Harry Truman's Excellent Adventure - Matthew Algeo [3]
Truman and Eisenhower had even had a hat spat: Eisenhower wanted to wear a homburg to his swearing in. Truman thought the occasion befitted a more formal top hat, but, conceding it was Ike’s prerogative to choose the headgear for his inauguration, he wore a homburg. (John F. Kennedy would turn the tables on Eisenhower eight years later. JFK donned a silk top hat, forcing Ike to wear one too. Since then the presidential hat wars have abated markedly.)

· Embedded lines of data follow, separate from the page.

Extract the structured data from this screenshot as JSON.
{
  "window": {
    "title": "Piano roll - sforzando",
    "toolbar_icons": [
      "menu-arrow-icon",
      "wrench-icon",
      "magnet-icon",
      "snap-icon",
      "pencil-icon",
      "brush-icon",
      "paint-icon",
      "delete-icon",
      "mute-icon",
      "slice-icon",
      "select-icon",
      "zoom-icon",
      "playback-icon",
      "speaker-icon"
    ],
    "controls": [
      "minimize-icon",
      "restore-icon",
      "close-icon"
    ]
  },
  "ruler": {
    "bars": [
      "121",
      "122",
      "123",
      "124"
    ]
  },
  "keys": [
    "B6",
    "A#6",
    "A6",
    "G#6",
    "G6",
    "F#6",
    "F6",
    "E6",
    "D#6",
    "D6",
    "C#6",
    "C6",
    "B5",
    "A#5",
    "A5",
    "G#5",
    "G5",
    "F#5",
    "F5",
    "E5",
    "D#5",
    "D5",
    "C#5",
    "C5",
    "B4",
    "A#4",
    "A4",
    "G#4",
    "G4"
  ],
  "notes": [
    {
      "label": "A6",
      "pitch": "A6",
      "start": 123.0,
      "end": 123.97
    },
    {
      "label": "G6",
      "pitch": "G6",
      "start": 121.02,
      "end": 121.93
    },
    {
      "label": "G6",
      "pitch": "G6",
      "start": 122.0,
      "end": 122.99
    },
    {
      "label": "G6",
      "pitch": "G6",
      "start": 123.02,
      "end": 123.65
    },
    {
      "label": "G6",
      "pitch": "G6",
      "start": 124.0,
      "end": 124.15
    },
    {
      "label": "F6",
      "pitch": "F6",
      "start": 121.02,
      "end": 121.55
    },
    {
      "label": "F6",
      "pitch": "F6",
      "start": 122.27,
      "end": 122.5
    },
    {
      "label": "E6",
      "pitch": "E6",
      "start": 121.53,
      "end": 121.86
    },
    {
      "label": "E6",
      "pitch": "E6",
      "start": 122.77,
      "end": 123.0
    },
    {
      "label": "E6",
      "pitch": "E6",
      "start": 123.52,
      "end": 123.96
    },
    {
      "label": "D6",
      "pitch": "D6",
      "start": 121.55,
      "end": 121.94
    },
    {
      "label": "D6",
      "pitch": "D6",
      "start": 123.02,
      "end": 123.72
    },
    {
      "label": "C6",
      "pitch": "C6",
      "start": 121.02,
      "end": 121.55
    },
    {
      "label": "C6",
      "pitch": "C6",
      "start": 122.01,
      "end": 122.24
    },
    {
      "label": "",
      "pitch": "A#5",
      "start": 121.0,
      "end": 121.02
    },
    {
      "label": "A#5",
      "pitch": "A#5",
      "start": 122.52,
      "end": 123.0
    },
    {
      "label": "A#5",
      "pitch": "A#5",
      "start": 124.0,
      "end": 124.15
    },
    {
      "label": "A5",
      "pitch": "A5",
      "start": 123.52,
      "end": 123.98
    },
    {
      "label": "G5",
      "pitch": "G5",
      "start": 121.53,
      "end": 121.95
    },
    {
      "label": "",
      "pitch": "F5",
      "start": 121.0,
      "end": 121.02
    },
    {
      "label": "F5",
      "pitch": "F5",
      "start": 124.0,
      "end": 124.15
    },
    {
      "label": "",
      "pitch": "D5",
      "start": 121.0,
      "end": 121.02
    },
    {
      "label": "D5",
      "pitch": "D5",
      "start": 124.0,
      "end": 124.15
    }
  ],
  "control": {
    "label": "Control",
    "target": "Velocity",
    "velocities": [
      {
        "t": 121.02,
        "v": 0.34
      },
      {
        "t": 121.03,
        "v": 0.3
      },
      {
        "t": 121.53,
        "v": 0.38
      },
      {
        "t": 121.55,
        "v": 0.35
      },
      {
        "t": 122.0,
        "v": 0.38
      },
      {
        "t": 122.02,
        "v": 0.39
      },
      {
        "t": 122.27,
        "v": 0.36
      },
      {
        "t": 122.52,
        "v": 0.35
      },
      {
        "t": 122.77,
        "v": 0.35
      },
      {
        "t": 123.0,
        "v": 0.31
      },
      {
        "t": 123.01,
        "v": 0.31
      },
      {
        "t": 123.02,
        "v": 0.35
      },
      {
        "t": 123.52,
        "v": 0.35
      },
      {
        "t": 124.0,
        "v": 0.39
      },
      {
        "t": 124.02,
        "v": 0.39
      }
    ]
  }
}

At eleven-thirty, the president-elect’s limousine finally pulled up to the White House. Ike sent word inside that he and Mamie would not be joining the Trumans for coffee. Tradition be damned: Ike didn’t want to step foot inside the executive mansion until he was the executive. It was a snub, plain and simple, a “shocking moment,” according to the newsman Eric Sevareid, who was there. Truman was furious, but he walked outside and greeted Eisenhower with all the faux warmth he could muster. “Truman was gracious,” Sevareid told Truman biographer David McCullough. “He showed his superiority by what he did.”
Truman joined Eisenhower in an open limousine, a huge black Lincoln, for the short ride to the Capitol. Their wives (and the Trumans’ daughter, Margaret) rode behind them in a separate car. Truman and Eisenhower smiled and waved to the crowds lining Pennsylvania Avenue, but barely spoke to each other.
After a ride that must have seemed much longer than the two miles it actually was, the limousine pulled up to the east side of the Capitol, where a temporary platform had been constructed for the inauguration ceremonies. Truman climbed up to the dais and was seated in a plush leather chair just behind the podium.
Bess, Harry, and Margaret Truman, photographed in 1953. Harry called Bess “the Boss.” Margaret was “the Boss’s Boss.”
Eisenhower’s running mate, Richard Nixon, was sworn in first. While repeating the oath, Nixon failed to repeat the word support when he was supposed to swear to “support and defend the Constitution of the United States.” The omission was barely noticed. At twelve-thirty—a half-hour late—Eisenhower was sworn in by Chief Justice Fred Vinson. (Vinson had been appointed by Truman, and he is still the last chief justice appointed by a Democrat.) Eisenhower was now president of the United States. Truman, as he had put it in his farewell address five days earlier, was now “a plain, private citizen.”
After a brief prayer, Eisenhower began his inaugural address. “My fellow citizens,” he intoned. “The world and we have passed the midway point of a century of continuing challenge. We sense with all our faculties that forces of good and evil are massed and armed and opposed as rarely before in history….”
Truman slumped in his chair ever so slightly. He later admitted he’d found it difficult to focus on Eisenhower’s words. His mind began to wander. Perhaps his thoughts turned back to the summer of 1922. Back then—a little more than thirty years earlier—he was thirty-eight, married just three years, and living in his mother-in-law’s house in Independence, Missouri. The haberdashery that he had opened with his friend Eddie Jacobson in nearby Kansas City had failed earlier that year, and it would take him fifteen years to pay off the debts. He was, for all intents and purposes, unemployed. “Broke and in a bad way”—that’s how Harry summed up that summer many years later.